ANVIL/「Juggernaut Of Justice」レビュー
ヘビーメタル、ハードロックアルバムレビュー
ヘビーメタル、ハードロックアルバムレビュー
-2011-

「Juggernaut Of Justice」ANVILジャケ写
「Juggernaut Of Justice」
ANVIL

11.7.20release



Juggernaut of Justice - Anvil
 苦節30年、カナダ産ベテラン正統派ヘヴィ・メタラー:ANVILが放つ、4年ぶりのニューアルバム!!

 オズボーン・ファミリーをはじめ、エンターテイメント界でヘヴィ・メタルが様々な角度からクローズアップされるなか、2009年に映画『ANVIL : THE STORY OF ANVIL(邦題:アンヴィル!〜夢を諦めきれない男たち〜)』が公開され話題となったANVIL。それからはじめてのスタジオ・アルバムということで言ってみれば勝負作となる本作だが、何に媚びることのない、30年貫いてきたヘヴィ・メタル愛を最高のテンションで披露した作品に仕上がっている。

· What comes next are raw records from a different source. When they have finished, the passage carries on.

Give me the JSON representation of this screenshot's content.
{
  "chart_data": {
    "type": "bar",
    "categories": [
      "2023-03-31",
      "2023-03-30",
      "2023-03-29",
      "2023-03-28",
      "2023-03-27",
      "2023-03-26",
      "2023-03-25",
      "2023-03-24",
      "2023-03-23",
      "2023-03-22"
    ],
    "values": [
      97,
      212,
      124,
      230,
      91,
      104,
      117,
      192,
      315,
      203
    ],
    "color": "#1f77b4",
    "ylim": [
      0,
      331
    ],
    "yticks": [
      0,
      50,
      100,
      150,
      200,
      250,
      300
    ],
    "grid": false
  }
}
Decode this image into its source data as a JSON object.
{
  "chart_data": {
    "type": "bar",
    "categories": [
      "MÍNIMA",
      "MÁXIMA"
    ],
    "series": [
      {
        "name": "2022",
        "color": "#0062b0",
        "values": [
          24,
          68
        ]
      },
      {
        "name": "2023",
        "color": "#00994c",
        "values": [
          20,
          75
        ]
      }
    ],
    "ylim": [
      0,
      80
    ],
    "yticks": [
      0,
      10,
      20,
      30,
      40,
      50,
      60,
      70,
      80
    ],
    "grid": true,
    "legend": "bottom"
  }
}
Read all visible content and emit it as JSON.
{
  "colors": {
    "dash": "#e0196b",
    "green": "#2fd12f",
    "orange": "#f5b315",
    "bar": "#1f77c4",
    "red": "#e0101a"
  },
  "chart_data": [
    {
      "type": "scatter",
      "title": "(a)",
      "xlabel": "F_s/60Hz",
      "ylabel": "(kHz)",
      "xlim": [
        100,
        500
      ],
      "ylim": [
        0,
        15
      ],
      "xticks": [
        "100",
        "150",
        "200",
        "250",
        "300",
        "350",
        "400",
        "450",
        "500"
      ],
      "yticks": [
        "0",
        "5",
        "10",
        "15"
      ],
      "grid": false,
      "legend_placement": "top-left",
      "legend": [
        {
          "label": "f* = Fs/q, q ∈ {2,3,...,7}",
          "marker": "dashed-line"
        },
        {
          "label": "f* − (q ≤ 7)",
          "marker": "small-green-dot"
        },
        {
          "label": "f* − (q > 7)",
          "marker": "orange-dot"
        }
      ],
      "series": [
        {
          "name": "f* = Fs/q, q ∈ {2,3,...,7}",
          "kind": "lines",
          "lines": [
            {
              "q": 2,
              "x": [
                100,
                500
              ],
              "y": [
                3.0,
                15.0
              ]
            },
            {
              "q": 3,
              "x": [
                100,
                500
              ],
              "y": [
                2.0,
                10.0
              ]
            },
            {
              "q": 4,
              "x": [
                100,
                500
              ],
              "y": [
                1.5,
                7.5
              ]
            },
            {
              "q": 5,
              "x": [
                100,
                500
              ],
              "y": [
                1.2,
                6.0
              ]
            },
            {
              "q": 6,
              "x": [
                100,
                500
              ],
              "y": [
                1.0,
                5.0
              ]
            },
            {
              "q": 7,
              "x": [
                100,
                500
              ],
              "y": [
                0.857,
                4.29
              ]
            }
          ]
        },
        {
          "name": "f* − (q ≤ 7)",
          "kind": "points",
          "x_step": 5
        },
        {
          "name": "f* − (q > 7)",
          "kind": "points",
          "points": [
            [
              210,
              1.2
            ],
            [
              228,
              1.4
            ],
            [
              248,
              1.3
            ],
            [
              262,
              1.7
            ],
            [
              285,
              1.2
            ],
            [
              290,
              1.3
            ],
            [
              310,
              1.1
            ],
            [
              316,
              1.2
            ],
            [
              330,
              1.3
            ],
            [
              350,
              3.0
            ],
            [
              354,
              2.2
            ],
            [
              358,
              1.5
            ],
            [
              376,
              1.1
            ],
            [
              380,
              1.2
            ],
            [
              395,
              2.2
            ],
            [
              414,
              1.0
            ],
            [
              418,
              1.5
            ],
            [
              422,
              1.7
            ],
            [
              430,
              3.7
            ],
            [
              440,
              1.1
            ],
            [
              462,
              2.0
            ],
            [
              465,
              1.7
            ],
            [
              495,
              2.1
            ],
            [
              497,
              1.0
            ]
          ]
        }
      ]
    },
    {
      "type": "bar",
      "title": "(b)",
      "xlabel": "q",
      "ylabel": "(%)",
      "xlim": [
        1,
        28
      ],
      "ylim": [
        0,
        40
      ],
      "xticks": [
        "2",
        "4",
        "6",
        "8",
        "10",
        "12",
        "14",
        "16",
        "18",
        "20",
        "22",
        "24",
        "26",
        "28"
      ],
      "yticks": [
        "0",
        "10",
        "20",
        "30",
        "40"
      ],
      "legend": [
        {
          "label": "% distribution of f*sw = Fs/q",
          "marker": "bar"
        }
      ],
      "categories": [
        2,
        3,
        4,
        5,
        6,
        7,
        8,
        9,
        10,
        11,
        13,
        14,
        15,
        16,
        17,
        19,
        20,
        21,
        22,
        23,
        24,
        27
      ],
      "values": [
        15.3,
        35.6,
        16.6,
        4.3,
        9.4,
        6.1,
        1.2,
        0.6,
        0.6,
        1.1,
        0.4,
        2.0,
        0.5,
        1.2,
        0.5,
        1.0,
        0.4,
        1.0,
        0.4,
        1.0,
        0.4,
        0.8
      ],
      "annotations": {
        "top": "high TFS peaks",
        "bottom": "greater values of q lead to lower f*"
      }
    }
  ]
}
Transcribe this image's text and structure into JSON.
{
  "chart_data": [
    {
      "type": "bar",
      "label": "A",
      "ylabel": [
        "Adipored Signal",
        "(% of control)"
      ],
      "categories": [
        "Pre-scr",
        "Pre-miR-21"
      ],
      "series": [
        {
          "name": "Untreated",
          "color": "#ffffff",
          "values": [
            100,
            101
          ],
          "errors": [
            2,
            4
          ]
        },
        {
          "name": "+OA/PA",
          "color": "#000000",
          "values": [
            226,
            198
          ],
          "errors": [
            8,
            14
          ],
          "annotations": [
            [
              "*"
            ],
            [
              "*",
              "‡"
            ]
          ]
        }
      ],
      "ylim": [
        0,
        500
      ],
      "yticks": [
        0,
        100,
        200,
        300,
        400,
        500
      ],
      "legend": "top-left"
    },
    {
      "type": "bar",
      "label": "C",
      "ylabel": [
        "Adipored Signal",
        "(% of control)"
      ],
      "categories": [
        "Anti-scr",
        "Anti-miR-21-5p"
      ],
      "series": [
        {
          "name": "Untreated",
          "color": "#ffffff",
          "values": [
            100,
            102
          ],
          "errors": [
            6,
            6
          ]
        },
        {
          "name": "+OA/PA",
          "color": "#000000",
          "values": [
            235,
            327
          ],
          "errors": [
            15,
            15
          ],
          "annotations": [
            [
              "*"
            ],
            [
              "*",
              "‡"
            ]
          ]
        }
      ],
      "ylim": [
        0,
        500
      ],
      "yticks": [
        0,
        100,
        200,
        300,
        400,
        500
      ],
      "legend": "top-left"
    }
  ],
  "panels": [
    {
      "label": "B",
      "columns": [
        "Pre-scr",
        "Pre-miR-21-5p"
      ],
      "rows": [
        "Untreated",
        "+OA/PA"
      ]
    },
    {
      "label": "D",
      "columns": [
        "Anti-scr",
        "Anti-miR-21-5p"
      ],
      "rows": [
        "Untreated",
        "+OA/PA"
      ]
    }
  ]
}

 現代テクノロジーなど必要としないリップス(Vo&Gt)、ロブ・ライナー(Dr)、グレン・ファイヴ(Ba&Vo)の3人のメタラーがぶつけ合って生まれる音の結晶は、汗やツバが飛び交う美しき漢臭プンプンのヘヴィ・メタル。30年経った今もメタルへ向けられた誠実な愛情が注がれる音楽は、エネルギーが空回りすることなく、シンプルながらまとまったアレンジとホンモノのグルーヴを伴い、かつライブで大合唱必至のキャッチーさを持っている。非常にクオリティーの高い楽曲群で、腰を据えて聴く必要のない、自然と聴き手を高揚させるヘヴィ・メタルの然るべき姿が隅々まで行きわたった作品だ。往年のファンが“名作に引けをとらない仕上がり”と声を揃えるのも理解できる。

 小技はなくイイ意味での不器用さながら、アクのないバラエティー感は集中力を途切れさせることなくアルバムを一気に聴きとおせる魅力を持っているのも特筆点。アルバム全体の押し・引きが計算され尽くされているのはベテランならではテクニックだろう。まさに“会心作”という言葉が相応しい作品だ。